Cell Host Microbe


. 2021 Jun 4;S1931-3128(21)00279-1.
doi: 10.1016/j.chom.2021.06.001. Online ahead of print.
A single dose of the SARS-CoV-2 vaccine BNT162b2 elicits Fc-mediated antibody effector functions and T cell responses


Alexandra Tauzin ¹ , Manon Nayrac ¹ , Mehdi Benlarbi ² , Shang Yu Gong ³ , Romain Gasser ¹ , Guillaume Beaudoin-Bussières ¹ , Nathalie Brassard ² , Annemarie Laumaea ¹ , Dani Vézina ¹ , Jérémie Prévost ¹ , Sai Priya Anand ³ , Catherine Bourassa ² , Gabrielle Gendron-Lepage ² , Halima Medjahed ² , Guillaume Goyette ² , Julia Niessl ⁴ , Olivier Tastet ² , Laurie Gokool ² , Chantal Morrisseau ² , Pascale Arlotto ² , Leonidas Stamatatos ⁵ , Andrew T McGuire ⁶ , Catherine Larochelle ⁷ , Pradeep Uchil ⁸ , Maolin Lu ⁸ , Walther Mothes ⁸ , Gaston De Serres ⁹ , Sandrine Moreira ¹⁰ , Michel Roger ¹¹ , Jonathan Richard ¹ , Valérie Martel-Laferrière ¹ , Ralf Duerr ¹² , Cécile Tremblay ¹³ , Daniel E Kaufmann ¹⁴ , Andrés Finzi ¹⁵



Affiliations

• PMID: 34133950
• DOI: 10.1016/j.chom.2021.06.001

Abstract

While the standard regimen of the BNT162b2 mRNA vaccine for SARS-CoV-2 includes two doses administered 3 weeks apart, some public health authorities are spacing these doses, raising concerns about efficacy. However, data indicate that a single dose can be up to 90% effective starting 14 days post-administration. To assess the mechanisms contributing to protection, we analyzed humoral and T cell responses three weeks after a single BNT162b2 dose. We observed weak neutralizing activity elicited in SARS-CoV-2 naive individuals but strong anti-receptor binding domain and spike antibodies with Fc-mediated effector functions and cellular CD4⁺ T cell responses. In previously infected individuals, a single dose boosted all humoral and T cell responses, with strong correlations between T helper and antibody immunity.

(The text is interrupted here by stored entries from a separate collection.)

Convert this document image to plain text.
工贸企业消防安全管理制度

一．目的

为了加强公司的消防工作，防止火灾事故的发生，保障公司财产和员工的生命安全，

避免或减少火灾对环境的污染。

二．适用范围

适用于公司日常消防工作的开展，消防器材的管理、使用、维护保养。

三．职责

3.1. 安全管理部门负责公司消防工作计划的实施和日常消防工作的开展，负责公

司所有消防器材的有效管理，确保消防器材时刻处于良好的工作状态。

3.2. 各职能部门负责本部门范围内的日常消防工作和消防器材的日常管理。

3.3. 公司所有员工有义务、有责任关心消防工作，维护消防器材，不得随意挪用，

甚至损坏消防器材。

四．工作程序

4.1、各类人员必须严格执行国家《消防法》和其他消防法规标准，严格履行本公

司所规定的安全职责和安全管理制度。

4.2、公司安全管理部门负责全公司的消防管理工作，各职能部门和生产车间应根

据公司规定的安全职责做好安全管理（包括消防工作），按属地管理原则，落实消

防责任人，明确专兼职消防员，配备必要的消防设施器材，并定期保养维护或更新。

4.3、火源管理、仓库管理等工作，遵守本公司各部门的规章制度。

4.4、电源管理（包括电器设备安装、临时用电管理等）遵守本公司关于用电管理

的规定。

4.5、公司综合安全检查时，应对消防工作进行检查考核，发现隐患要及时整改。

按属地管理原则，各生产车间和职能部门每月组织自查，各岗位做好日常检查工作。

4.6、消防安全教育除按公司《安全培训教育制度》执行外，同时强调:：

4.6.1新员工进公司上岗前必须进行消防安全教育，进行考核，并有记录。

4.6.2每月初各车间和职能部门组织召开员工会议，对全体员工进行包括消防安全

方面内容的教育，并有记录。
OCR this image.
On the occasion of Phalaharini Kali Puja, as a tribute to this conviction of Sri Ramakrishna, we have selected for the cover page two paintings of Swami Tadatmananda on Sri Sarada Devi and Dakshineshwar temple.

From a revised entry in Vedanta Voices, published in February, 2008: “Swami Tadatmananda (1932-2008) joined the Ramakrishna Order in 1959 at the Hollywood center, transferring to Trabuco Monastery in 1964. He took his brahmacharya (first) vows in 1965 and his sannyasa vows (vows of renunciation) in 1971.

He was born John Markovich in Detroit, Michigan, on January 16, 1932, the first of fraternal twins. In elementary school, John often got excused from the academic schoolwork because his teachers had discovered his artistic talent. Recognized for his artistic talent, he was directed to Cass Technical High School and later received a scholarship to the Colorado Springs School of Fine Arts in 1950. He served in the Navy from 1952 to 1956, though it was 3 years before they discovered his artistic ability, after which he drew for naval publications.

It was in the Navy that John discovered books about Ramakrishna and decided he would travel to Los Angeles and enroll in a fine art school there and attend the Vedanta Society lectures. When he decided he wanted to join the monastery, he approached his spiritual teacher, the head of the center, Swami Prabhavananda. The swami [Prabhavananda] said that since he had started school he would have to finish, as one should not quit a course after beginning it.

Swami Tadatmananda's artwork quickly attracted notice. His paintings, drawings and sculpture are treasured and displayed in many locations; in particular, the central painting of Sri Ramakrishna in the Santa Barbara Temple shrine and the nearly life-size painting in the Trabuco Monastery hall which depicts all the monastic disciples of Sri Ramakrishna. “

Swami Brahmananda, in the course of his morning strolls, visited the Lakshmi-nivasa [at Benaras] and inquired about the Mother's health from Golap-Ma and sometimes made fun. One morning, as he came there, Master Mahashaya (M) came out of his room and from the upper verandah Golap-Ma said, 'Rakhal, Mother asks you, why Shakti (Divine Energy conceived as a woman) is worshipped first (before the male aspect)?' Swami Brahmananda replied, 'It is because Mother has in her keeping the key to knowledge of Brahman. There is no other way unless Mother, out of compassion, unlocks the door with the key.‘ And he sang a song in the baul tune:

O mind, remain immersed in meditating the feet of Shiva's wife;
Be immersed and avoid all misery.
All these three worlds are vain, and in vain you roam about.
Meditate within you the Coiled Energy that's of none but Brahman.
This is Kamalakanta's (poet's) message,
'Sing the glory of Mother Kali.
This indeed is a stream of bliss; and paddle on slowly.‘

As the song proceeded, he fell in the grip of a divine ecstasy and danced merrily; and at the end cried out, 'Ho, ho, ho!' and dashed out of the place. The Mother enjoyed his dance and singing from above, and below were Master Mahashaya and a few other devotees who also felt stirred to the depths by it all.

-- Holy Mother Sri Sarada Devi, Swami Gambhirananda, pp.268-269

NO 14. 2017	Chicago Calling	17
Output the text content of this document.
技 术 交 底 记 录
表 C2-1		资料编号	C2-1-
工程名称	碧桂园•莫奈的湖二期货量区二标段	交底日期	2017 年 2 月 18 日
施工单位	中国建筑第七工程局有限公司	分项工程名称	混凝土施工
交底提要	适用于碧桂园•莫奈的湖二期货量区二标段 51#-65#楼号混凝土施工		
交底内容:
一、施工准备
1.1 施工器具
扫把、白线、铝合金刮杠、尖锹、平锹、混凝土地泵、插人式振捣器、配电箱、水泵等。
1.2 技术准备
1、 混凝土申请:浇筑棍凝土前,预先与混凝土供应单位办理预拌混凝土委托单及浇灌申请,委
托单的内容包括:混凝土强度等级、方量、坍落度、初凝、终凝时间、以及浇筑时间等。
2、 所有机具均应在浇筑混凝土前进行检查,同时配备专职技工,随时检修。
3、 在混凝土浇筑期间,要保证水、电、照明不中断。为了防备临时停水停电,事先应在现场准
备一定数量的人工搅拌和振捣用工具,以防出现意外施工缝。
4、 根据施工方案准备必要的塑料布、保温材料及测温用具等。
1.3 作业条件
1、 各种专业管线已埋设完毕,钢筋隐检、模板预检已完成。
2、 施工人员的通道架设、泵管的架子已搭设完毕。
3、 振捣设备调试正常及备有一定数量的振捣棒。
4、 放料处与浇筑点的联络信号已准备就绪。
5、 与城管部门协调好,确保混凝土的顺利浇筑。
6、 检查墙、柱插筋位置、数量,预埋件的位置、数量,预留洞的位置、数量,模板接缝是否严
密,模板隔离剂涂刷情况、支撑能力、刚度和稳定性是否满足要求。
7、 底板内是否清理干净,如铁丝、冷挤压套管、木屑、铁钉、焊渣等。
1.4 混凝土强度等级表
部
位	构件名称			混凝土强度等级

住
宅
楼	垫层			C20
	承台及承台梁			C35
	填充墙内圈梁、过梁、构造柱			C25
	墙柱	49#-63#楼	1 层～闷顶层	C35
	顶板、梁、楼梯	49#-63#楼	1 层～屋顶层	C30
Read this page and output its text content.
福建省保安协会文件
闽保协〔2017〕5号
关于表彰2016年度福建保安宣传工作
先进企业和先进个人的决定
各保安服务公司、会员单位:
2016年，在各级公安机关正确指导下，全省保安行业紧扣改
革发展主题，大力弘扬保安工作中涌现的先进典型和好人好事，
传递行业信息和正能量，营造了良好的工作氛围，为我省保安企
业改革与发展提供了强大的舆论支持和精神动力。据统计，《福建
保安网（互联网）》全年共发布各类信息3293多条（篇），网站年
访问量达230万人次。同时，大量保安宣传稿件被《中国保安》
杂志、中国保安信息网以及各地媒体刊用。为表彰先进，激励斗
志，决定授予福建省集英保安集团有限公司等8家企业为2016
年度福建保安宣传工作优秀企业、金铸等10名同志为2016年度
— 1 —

Our results highlight the potential role of Fc-mediated effector functions and T cell responses in vaccine efficacy. They also provide support for spacing doses to vaccinate more individuals in conditions of vaccine scarcity.

Keywords: ADCC; COVID-19; SARS-CoV-2; T cell responses; coronavirus; humoral responses; mRNA vaccine; neutralization; spike glycoproteins; variants.